I never thought that anyone, especially not the Grinch could really steal Christmas. Well, Dr. Seuss was on to something because, in 2019, Grief Stole My Christmas. 

If you recall, in the book, How the Grinch Stole Christmas, the Grinch comes down from his mountaintop home and retreats to Whoville, where he is determined to take away everything holiday-related from the Whos. This is EXACTLY what grief did to my son and me on December 23, 2019. 

There is no way that I could possibly celebrate Christmas two days after losing my husband. There was also no way that I was going to ruin Christmas for my 4-year-old son either. So, I did what any mom would do, and we celebrated Christmas as if nothing happened. This will go down in history as one of the HARDEST things that I have ever done as a parent. How did I do it? With the support of friends and family (Pre-Covid), gifts and food were delivered to my parent’s home. My son didn’t miss out on ANYTHING, except his dad, who he thought was on a business trip. I just couldn’t tell him until after Christmas. 

Every Christmas from now on will be associated with the death of my husband. What was once, “the most wonderful time of the year” hurts like hell. The sight of Christmas decorations and the opening of holiday cards are just like a gut punch in my stomach. 

As a matter of fact, my son doesn’t even associate the death of his father with Christmas. The sacrifice that I made on December 25, 2019, not to cancel Christmas, even though Grief tried to steal it, was the best decision ever. My therapist made me realize that it is a horrible time for me, but not for my son because he was so young. So why take that joy from him? 
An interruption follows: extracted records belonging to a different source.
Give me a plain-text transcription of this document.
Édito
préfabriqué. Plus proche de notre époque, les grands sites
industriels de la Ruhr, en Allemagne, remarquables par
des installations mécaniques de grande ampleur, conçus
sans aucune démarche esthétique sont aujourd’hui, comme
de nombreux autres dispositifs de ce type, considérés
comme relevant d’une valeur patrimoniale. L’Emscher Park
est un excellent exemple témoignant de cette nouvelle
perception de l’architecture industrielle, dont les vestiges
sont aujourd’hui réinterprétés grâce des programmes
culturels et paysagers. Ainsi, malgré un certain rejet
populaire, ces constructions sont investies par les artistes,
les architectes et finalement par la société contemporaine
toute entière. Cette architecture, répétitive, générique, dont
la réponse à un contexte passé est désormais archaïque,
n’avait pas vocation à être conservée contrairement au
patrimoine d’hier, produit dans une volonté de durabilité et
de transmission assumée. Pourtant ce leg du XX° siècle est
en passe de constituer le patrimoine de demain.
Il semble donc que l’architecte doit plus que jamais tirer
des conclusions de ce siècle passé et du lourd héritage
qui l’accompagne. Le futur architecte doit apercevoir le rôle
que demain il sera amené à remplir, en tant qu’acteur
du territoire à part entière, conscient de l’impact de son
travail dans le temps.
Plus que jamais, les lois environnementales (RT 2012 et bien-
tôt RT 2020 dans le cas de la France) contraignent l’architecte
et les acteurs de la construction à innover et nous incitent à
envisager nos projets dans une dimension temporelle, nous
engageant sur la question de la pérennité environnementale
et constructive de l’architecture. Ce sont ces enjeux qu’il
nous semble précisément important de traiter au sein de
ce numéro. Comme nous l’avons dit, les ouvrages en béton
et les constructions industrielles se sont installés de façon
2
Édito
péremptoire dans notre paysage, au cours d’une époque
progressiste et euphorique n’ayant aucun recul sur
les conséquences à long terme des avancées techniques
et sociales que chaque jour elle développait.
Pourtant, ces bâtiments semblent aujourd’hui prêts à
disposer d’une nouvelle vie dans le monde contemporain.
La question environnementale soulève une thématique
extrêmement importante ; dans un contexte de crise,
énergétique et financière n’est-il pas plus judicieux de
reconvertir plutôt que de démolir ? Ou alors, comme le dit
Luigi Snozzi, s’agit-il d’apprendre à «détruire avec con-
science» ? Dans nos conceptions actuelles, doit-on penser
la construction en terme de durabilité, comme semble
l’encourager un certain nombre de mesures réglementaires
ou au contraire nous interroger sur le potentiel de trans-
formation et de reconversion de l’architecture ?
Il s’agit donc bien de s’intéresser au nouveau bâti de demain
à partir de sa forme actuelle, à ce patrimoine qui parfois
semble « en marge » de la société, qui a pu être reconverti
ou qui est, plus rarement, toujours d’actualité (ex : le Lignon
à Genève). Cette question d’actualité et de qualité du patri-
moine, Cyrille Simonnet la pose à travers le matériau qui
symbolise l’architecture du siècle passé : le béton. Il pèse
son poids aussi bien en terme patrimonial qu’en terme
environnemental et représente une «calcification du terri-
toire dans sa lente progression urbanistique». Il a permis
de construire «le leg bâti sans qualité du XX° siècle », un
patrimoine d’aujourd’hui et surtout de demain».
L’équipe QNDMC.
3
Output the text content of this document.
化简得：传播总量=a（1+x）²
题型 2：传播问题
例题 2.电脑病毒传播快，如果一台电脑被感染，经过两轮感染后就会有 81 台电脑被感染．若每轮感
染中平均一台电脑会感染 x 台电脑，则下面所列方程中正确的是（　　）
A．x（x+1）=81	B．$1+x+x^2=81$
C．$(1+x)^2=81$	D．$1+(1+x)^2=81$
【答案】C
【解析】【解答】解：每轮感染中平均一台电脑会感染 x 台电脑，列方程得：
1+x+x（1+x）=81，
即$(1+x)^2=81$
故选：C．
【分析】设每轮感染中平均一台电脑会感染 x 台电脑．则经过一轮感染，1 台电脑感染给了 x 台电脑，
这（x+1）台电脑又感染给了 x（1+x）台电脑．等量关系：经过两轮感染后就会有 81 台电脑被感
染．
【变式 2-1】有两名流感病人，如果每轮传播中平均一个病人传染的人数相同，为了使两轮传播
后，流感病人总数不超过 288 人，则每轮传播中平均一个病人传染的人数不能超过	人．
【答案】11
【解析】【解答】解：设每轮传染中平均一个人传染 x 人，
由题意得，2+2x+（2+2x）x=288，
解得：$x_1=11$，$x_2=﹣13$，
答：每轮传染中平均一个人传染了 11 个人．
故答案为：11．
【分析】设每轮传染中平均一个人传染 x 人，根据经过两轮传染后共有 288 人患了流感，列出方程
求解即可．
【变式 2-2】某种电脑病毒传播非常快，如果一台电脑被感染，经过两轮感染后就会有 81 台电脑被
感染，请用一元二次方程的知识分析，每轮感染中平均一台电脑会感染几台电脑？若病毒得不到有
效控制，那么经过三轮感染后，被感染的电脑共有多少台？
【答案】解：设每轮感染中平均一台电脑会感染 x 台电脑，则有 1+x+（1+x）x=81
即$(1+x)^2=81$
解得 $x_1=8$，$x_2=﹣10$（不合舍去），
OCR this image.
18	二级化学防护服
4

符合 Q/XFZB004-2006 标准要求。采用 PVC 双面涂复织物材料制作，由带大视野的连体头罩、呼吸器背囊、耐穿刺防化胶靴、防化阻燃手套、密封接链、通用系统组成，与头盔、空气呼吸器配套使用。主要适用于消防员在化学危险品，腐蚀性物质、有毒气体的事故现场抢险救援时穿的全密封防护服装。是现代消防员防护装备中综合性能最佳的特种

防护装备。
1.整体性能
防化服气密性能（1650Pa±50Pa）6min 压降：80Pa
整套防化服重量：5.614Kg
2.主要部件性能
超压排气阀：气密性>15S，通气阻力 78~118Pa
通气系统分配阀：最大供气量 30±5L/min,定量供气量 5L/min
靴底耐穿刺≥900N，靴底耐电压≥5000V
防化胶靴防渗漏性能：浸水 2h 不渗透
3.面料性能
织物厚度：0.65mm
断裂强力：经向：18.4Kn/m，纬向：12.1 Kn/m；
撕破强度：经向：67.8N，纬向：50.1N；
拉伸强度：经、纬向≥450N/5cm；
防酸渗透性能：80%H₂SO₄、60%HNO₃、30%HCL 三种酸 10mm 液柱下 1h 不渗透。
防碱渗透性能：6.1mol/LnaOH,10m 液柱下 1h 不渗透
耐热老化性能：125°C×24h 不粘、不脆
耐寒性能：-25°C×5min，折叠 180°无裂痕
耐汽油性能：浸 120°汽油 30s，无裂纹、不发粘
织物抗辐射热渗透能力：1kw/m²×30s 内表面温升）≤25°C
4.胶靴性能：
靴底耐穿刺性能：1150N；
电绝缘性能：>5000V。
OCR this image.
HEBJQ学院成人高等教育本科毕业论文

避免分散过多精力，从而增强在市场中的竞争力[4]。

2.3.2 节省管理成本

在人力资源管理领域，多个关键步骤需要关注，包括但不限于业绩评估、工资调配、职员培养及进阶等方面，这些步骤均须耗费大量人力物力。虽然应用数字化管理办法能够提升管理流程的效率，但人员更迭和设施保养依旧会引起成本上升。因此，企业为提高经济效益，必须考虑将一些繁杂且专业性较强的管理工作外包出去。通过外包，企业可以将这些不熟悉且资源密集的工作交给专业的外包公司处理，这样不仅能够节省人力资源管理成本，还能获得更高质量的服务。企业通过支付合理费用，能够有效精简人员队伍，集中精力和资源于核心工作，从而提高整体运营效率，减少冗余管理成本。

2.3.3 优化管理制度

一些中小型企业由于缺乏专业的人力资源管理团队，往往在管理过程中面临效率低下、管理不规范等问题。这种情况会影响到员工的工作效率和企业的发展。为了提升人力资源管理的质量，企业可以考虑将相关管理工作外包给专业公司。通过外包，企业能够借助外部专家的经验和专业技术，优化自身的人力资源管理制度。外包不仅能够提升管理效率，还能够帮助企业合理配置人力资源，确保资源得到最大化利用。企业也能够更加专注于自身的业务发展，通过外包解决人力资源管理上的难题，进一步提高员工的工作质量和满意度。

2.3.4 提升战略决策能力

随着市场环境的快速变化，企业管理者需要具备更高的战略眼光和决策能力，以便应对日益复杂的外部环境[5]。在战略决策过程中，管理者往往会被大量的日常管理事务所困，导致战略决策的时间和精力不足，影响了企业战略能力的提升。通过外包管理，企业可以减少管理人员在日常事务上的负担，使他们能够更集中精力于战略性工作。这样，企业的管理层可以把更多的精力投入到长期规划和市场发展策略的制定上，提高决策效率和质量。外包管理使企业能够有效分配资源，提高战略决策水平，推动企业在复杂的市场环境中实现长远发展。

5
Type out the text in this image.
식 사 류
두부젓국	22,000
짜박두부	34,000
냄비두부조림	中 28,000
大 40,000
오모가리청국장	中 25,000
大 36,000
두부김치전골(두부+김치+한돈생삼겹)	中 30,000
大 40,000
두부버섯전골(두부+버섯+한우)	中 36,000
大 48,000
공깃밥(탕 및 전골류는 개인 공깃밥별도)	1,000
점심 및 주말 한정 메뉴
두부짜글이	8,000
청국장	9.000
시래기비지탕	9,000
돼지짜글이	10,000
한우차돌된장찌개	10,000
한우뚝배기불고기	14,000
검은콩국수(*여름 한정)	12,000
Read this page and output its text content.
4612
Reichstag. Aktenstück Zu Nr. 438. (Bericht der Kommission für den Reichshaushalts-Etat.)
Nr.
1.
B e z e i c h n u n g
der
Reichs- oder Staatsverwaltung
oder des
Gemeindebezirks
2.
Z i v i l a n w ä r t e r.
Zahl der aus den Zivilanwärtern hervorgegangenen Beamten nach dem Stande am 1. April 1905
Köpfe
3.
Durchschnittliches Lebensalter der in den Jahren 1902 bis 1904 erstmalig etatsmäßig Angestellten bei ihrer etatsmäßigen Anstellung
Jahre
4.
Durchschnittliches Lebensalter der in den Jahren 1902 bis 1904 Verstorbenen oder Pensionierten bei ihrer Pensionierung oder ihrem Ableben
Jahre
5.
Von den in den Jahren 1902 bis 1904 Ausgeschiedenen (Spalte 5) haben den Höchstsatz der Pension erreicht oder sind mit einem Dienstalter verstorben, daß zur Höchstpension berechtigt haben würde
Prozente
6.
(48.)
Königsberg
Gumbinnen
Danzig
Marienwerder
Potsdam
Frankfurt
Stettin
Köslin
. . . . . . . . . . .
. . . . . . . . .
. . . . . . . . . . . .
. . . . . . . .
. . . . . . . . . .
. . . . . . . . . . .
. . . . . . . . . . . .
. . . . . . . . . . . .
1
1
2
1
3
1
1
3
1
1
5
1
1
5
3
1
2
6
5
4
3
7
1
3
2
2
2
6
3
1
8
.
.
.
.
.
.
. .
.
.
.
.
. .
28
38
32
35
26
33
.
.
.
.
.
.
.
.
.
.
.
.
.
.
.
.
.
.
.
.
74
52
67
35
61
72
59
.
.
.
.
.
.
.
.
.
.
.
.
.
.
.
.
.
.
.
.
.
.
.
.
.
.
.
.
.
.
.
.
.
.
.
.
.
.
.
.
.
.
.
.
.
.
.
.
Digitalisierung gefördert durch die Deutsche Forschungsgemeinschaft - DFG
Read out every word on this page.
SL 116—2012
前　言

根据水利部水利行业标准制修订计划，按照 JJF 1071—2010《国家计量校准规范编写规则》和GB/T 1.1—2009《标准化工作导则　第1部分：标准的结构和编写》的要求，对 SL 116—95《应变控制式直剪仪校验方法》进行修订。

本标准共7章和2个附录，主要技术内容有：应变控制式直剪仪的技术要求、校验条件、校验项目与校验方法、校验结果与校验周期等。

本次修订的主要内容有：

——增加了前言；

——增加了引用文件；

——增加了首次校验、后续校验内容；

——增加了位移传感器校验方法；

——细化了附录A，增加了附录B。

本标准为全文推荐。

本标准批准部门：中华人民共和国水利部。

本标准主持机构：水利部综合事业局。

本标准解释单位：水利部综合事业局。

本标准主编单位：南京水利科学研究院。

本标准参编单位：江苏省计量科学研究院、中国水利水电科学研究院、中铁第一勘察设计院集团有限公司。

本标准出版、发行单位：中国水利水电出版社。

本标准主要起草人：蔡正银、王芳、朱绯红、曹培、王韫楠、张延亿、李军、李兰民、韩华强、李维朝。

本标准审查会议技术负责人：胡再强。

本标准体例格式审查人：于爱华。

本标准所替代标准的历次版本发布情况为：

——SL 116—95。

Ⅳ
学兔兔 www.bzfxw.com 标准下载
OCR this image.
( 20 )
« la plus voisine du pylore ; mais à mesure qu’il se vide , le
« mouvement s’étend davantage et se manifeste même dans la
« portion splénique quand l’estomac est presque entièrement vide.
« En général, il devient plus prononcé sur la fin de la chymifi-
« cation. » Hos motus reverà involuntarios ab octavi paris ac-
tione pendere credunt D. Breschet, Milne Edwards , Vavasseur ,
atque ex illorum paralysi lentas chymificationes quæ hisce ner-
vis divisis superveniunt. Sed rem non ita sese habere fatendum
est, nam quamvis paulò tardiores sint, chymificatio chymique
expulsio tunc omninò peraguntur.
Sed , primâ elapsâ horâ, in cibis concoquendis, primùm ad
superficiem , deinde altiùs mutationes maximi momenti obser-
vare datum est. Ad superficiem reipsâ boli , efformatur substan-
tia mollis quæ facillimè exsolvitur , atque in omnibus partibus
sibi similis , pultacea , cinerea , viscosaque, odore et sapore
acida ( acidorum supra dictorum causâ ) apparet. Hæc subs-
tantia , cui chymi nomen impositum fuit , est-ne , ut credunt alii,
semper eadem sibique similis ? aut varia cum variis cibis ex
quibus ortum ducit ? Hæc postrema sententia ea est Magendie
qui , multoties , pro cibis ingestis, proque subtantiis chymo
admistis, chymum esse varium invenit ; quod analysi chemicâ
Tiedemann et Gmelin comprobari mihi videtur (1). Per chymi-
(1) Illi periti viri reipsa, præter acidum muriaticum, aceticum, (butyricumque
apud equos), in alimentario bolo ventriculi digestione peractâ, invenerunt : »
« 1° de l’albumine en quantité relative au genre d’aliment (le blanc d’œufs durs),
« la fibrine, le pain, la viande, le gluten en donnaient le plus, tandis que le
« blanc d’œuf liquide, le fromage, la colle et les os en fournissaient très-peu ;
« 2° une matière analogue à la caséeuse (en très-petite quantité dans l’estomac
If Grief tried to steal your Christmas too, here is my advice for the Holidays: 

  1. Give yourself some grace. Your feelings are 100% valid and you DO NOT have to celebrate if you don’t want to. 
  2. It is ok to not want to talk about your loved one. 
  3. Share your feelings with your little ones. They have big feelings too and it lets them know that it is normal. 
  4. Create a new tradition. Do something different. 
  5. Practice self-care. Take care of you. Only you know what you really needed. 

I have learned so much about myself as a mom and person since then. This may have worked for us, but it may not work for everyone. I made a conscious decision to celebrate life. After all, that is the true meaning of Christmas. When my son is old enough, I am sure he will have questions and I will be ready to answer them.